When we were driving away and looping onto the Ross Island Bridge, I spotted South heading uphill and knew that if I saw South, North was close at hand. Who cares about a few raindrops on the Prius?
The world's scientists yesterday gave their starkest warning yet that a failure to cut greenhouse gas emissions will bring devastating climate change within a few decades.
Average temperatures could increase by as much as 6.4C by the end of the century if emissions continue to rise, with a rise of 4C most likely, according to the final report of an expert panel set up by the UN to study the problem. The forecast is higher than previous estimates, because scientists have discovered that Earth's land and oceans are becoming less able to absorb carbon dioxide.
(--The Guardian reports on the latest IPCC report)

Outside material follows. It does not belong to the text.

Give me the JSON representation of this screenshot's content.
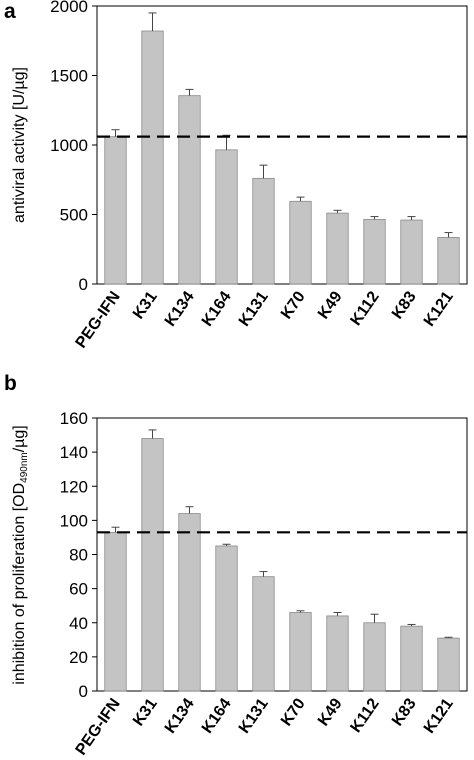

The climate change denialists are, of course, saying their usual bullshit about "there's no global warming! It's magic sky fairies!" and every conservative government in the world is warming up their "oh, this is serious. We'll do some research and get back to you in 2040" (Apres moi le deluge; it's not just a handy phrase, it's how these fuckheads live their lives) so you can take as a pretty safe bet that the "up to 6.4C" temperature change will, if anything, be the low limit. Perhaps global warming will put the tropical sea temperature up to the boiling point of water, and then we can play the same sort of exciting runaway global warming which has made Venus into such a charming vacation spot.
Aaaaarrrgg. I'm not one to talk, since I'm sitting in a large poorly insulated house typing in front of an always-on computer that eats half a megawatt a year (it's always on because we've got ssh connections to the outside world, and when the computer powers down all those connections go "poof" because the fault tolerance of ssh is somehere between none and less than none.) We might have a Prius, so our carbon footprint isn't that big for an American, but we're still shovelling more CO2 into the atmosphere than 20 people anywhere else but Canada.
What a lovely planet to leave for my grandchildren. "Here's a flash disk with all of the family photos on them. Try to get to the arctic and keep some technology going for seventy generations so your descendants will remember their dumber than a stack of bricks ancestors and hopefully not do the idiotic things we did."
Feb 02, 2007
Is Dust Mite
lying in wait so it can leap upon its prey, or is it simply being an attractive lampshade?